A fin de mes, Bariloche será la sede de la reunión de Unasur que solicitó Cristina Kirchner

El organismo acordó realizar una nueva cumbre presidencial para abordar la utilización de bases militares en Bogotá por parte de Washington. Antes, habrá un encuentro de cancilleres en Quito
El tema de las bases no figuró en la agenda de la cumbre de la Unión de Naciones Suramericanas (Unasur) efectuada en Quito. Incluso, la Declaración de Quito no mencionó el tema y, por falta de consenso, no acogió una propuesta de Bolivia de manifestar "preocupación y rechazo" sobre ese caso.

Al margen de la agenda, se fijó una cita de cancilleres y ministros de Defensa de la Unasur, para el 27 de agosto en Quito, y posteriormente una cumbre presidencial en Bariloche, sin fecha determinada aún pero seguramente a realizarse a fines de agosto, para considerar el eventual uso de bases colombianas por parte de Washington.

En Bogotá, funcionarios de la cancillería consideraron como positivo el hecho que la declaración final de Unasur no hiciera mención al acuerdo de cooperación con Estados Unidos.

El caso colombiano lo puso imprevistamente en el tapete Hugo Chávez durante la ceremonia de entrega de la presidencia pro témpore de la Unasur, que recibió el mandatario ecuatoriano Rafael Correa de manos de la gobernante chilena Michelle Bachelet.

A la postura de Chávez se sumaron los presidentes de Brasil, Luiz Inácio Lula da Silva; de Argentina, Cristina Kirchner; Evo Morales, de Bolivia; el paraguayo Fernando Lugo, y Correa.

La presidente de Argentina dijo que considera que "Colombia debe estar interesada en resolver este problema y deberíamos invitar también a esa reunión al presidente Uribe", y ella se comprometió a invitarlo personalmente.

Kirchner advirtió que "no debemos dejarnos confundir ni por discursos bondadosos ni exaltados: el resultado es que se está creando un clima beligerancia en la región que puede generar situaciones que nadie quiere".

Por su parte, el mandatario brasileño expresó la necesidad de abordar "profundamente" el tema colombiano y admitió que "a mí como presidente de Brasil me molesta este clima de inquietud" generado en la región.

Pidió más diálogo y sinceridad entre los miembros de Unasur porque sino "estaremos creando un club de amigos rodeados de enemigos". "Esto no funciona", dijo.

La vicecanciller de Colombia, Clemencia Forero, intervino en representación del mandatario Alvaro Uribe, ausente en la cita, defendiendo la decisión de su gobierno.

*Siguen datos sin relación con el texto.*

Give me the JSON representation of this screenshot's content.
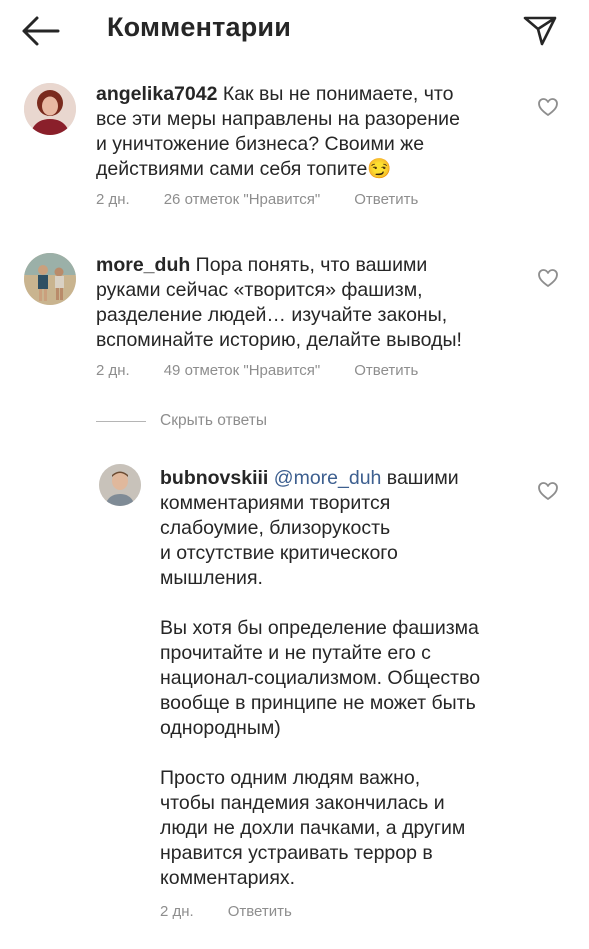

Parafraseando al prócer Simón Bolívar dijo que "cada estado debe darse el régimen que quiera y el resto de estados respetar esa condición".

Lula planteó a Correa la posibilidad de convocar al mandatario de Estados Unidos Barack Obama a una reunión para clarificar la posición de su país frente a la región y a los temas que inquietan a los países del bloque.

"Pienso que deberíamos discutir directamente nuestra inconformidad con el gobierno americano, directamente con ellos", afirmó Lula.

Citó como ejemplo aspectos como que "de las informaciones que nos llegan es que aún existen embajadores (de Estados Unidos) que intervienen en procesos electorales internos de los países".